According to ZipRecruiter, the national average for a Junior Swift developer is $101,228 per year, with 75% of the jobs paying more than $80,000 per year.
Even self-taught coders can earn quite a bit, provided they've got a portfolio of apps that can impress recruiters.
Of course, you don't need to learn to code solely because you want to be a full-time Swift developer, either. However, learning to code is an excellent resume booster and shows that you're committed to learning skills that could be beneficial for potential employers.
And, if nothing else, it's a great way to help you make your own apps.
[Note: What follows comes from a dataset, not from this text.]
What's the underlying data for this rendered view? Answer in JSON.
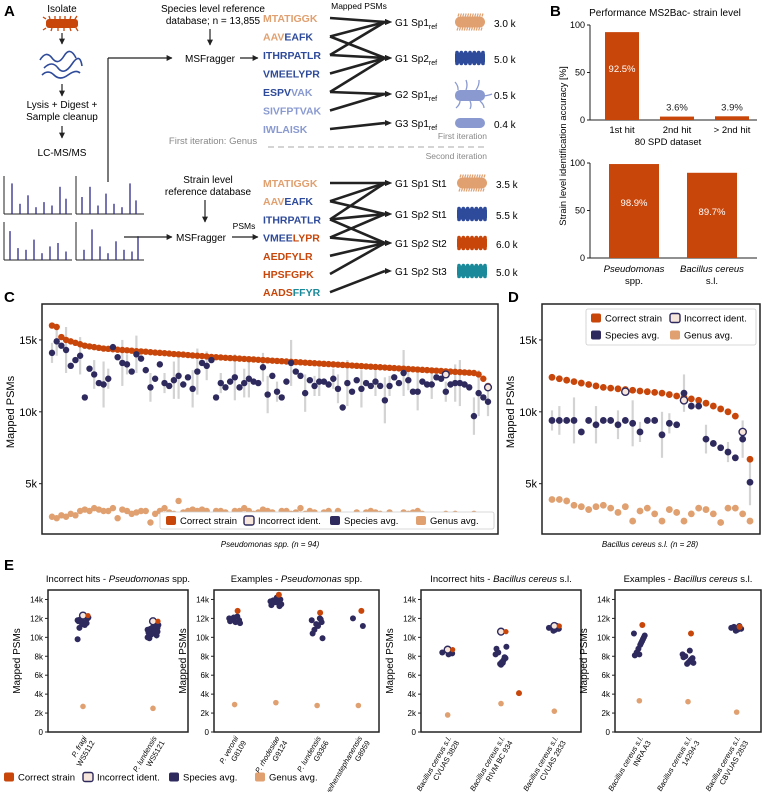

After all, it's very satisfying to build your own apps, and you may find that it's lucrative to do so.
Here are a few of our favorite resources for getting into Swift development.
Best for the Beginner
Before you start learning to code anywhere else, we highly suggest checking out Apple's very own Swift Playgrounds. Not only is it 100% free, meaning you won't need to worry about dropping big money on something if you don't like it, but it's also a solid resource in its own right.
Playgrounds is set up to teach users with minimal to no experience of any kind. It starts by teaching simple programming concepts, such as loops and conditional code, and debugging skills. Later lessons incorporate things such as Apple's Bluetooth and ARKit APIs.
And don't let its bright-colored facade fool you — it's not just for kids. Some puzzles are legitimately challenging if you have no prior experience coding, and Apple isn't always quick to provide solutions.
If you've never touched any programming before, you'll want to download Swift Playgrounds to your Mac or iPad to try it out.
Best full-length free course
The Complete Swift iOS Developer - Create Real Apps in Swift
Once you've figured out that you like working with Swift, it's time to expand your skills a bit more. Still, you might not be ready to invest money.
The Complete Swift iOS Developer - Create Real Apps in Swift course offered through Udemy is entirely free and contains almost 50 hours of content. It's geared toward complete beginners, though we do think it's helpful to at least familiarize yourself with the content in Swift Playgrounds first.
Like any good Swift course, it also teaches you how to figure out which apps will be successful. It zeroes in on how you can create compelling apps. You'll learn to develop essential apps that teach you critical skills during the course, such as clocks, temperature converters, GPS maps, and even Instagram clones.
As stated above, this course is 100% free, which means you'll be able to gain enough knowledge to decide whether or not a paid course is right for you.
Dr. Angela Yu's "iOS & Swift - The Complete iOS App Development Bootcamp"
If you're looking to sink your teeth into learning how to become a Swift developer, this course is for you. It's a jam-packed course with nearly 60 hours of on-demand classes.
Dr. Yu is a fantastic teacher, and her hands-on teaching style is great for those of us who learn by doing. Each lesson has you build something based on a real-world app, starting with the iconic I Am Rich app.
During your time with the course, you'll learn Xcode, UIKit, SwiftUI, ARKit, CoreML, and CoreData. You'll also create a portfolio of 15 apps, which will allow you to showcase your new skills to prospective employers.
Don't just take our word for it — It's rated 4.8/5, and more than 281,806 students have tried it out.
The price for the course varies wildly depending on Udemy's sales. Normally the course is $129.99, but at the time of publishing was listed for $15.99.
Going the college route
Of course, if you're looking for a more traditional route, you can always apply to a college that offers significant coursework in Swift development. These courses are often meant to supplement conventional degrees in design and development.
Apple provides a list of colleges that offer significant Swift development coursework, organized by state, for US Learners.